The city is also the location of spiritual conflict. It therefore bears a profound meaning, a spiritual mark, which is the sign of malediction, and the founder of the city is cursed among all. "It is through slavery that Israel is linked to the city." All the cities, within the Bible, are cursed, and "never a word of hope, never a word of pardon for the city, for it is a terrible manifestation of the brilliant morning star, which has debased humanity." This malediction explains all the difficulties, all the problems encountered in cities, and however much one may seek solutions (security, urbanism, isolation), man will never make the city anything but that which it is.

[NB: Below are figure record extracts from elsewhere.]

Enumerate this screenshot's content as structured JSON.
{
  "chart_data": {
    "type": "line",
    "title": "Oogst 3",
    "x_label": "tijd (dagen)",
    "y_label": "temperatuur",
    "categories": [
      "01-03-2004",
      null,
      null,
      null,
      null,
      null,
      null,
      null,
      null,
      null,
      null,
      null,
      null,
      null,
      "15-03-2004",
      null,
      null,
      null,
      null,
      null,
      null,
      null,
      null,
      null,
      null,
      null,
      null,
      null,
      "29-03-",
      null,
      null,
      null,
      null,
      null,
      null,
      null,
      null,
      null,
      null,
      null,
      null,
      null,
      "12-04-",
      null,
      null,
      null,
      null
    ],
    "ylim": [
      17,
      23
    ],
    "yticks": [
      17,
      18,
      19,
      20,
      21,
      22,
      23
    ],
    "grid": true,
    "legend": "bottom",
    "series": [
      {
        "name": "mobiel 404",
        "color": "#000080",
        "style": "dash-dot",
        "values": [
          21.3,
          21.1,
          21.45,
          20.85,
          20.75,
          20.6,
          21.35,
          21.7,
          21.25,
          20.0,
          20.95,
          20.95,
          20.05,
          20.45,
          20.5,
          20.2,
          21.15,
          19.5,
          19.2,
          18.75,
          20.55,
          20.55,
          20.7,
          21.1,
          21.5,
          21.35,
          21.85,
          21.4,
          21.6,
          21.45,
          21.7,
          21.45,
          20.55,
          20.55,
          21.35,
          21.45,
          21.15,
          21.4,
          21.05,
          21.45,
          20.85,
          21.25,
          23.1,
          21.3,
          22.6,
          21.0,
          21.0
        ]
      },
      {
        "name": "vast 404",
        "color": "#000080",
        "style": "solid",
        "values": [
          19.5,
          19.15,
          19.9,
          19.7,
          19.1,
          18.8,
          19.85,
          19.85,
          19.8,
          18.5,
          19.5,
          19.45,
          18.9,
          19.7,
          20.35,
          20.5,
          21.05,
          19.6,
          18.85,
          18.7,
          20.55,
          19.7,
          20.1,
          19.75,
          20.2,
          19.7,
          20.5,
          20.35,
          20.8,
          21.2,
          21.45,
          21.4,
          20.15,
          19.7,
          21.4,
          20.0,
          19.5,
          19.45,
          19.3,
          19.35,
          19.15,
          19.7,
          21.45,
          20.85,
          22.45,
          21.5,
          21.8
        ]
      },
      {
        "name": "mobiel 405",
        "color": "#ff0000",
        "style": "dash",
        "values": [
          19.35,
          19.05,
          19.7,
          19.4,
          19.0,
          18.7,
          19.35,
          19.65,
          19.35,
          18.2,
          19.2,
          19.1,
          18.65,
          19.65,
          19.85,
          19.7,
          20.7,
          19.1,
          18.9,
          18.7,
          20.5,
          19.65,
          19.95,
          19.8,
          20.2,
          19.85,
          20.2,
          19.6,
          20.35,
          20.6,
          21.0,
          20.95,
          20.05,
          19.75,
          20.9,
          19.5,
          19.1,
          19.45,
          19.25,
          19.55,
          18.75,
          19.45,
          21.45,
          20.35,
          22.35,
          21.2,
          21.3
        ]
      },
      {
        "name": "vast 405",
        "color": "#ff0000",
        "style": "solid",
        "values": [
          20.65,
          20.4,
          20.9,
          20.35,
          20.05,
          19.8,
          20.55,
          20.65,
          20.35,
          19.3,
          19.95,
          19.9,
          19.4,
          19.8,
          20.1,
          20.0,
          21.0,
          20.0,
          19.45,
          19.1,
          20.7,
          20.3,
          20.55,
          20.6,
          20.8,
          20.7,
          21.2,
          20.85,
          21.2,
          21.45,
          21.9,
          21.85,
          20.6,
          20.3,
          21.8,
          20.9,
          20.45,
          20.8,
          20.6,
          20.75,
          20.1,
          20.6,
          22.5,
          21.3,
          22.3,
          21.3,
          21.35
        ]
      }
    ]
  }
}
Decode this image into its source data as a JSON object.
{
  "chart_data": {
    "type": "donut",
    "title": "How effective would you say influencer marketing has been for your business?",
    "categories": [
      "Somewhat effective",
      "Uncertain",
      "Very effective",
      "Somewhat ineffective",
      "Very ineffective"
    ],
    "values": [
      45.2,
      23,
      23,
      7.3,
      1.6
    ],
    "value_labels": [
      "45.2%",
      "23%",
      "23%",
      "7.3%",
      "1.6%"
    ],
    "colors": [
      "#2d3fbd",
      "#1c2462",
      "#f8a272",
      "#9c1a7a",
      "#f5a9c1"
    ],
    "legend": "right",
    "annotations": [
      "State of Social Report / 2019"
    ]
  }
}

Here, one can detect the influence of Ellul's good friend Bernard Charbonneau. "Ellul was constantly recognizing his debt to Charbonneau", said pastor and theologian Jean-Sébastien Ingrand, director of the Strausbourg Protestant Media Library. Together they published "Outline of a personalist manifesto", in which they denounced, among other things, the city as contrary to liberty.[8] "The man of the city is rich in money but poor in space and time", they wrote. "The city is a place of inhumanity, especially the banlieue, a banal and homogeneous space, the exact opposite of the country. The city is a place of artifice, where nature is vanquished. But note: one must not romanticize nature, which is perfectly capable of defending itself alone. It is man who is fragile, and above all his liberty. Bernard Charbonneau with Le jardin de Babylone (1969) and Jacques Ellul with Jacques Ellul, Sans feu, ni lieu (1975), rediscovered this point.[9]
The city has grown to the size foretold by Ellul and Charbonneau, who were witnessing the urbanization of the world, the universalization of technique, and the standardization of all civilizations.[10] Indeed, in 2008, the world's urban population surpassed its rural population.[11] Where Charbonneau applied the symbol of Babylon, Ellul focuses on Ninevah. The big city is a mass which cannot survive without sacrificing liberty. "This, then, is what separates the two men: against the catastrophism of Charbonneau, Ellul presents a Christian hope, which leads from the Garden of Eden to the New Jerusalem foretold in Revelation.".[9]